Today's News items :

The Centre informed the Lok Sabha on Monday that there is no proposal to consider restoring the Old Pension System (OPS) for its employees.
It also reiterated that the law does not permit refunding the back-accumulated money of employees to the State government in case of going back to OPS.
“There is no proposal under consideration of the Government of India for the restoration of the old pension scheme in respect of Central Government employees recruited on or after 01.01.2004,” Minister of State in the Finance Ministry Pankaj Chaudhary said in a written reply in Lok Sabha.
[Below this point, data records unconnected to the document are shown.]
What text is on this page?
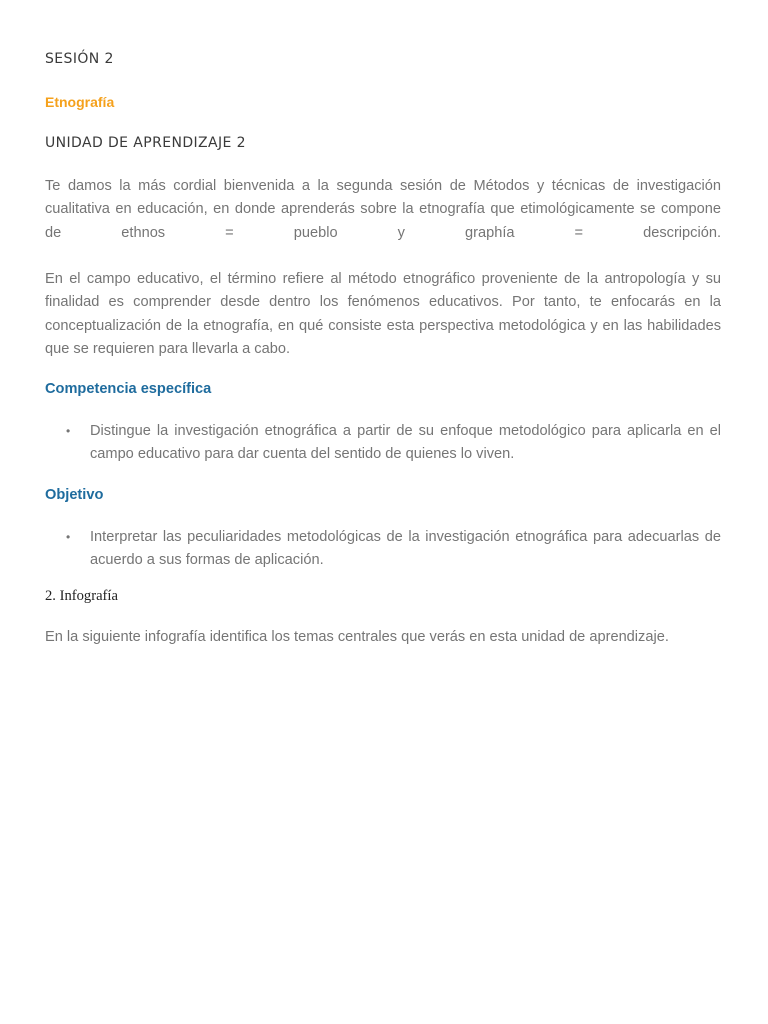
SESIÓN 2
Etnografía
UNIDAD DE APRENDIZAJE 2

Te damos la más cordial bienvenida a la segunda sesión de Métodos y técnicas de investigación cualitativa en educación, en donde aprenderás sobre la etnografía que etimológicamente se compone de ethnos = pueblo y graphía = descripción.

En el campo educativo, el término refiere al método etnográfico proveniente de la antropología y su finalidad es comprender desde dentro los fenómenos educativos. Por tanto, te enfocarás en la conceptualización de la etnografía, en qué consiste esta perspectiva metodológica y en las habilidades que se requieren para llevarla a cabo.

Competencia específica
• Distingue la investigación etnográfica a partir de su enfoque metodológico para aplicarla en el campo educativo para dar cuenta del sentido de quienes lo viven.
Objetivo
• Interpretar las peculiaridades metodológicas de la investigación etnográfica para adecuarlas de acuerdo a sus formas de aplicación.
2. Infografía

En la siguiente infografía identifica los temas centrales que verás en esta unidad de aprendizaje.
However, he admitted that Representations have been received from time to time, which include the request for the restoration of the old pension scheme.
-Business Line

Against an aggregate loan write-off of Rs 10.42 lakh crore, PSBs have recovered just Rs 1.61 lakh crore from written-off loans, since financial year 2014-15. PSBs could not recover even Re 1 as against Rs 5 written-off during nine fiscal years starting 2014-15, data presented in the Lok Sabha on Monday showed
-Business Line


Any move by states to shift to the old pension scheme (OPS) would raise their fiscal burden by 4.5 times their expenditure under the NPS retirement benefits, according to the Reserve bank of India estimates made in study of state government budgets. “Internal estimates suggest that if all the State governments revert to OPS from the National Pension System (NPS), the cumulative fiscal burden could be as high as 4.5 times that of NPS, with the additional burden reaching 0.9 per cent of GDP annually by 2060” said the report titled “ State Finances: A Study of Budgets of 2023-24” released on Monday.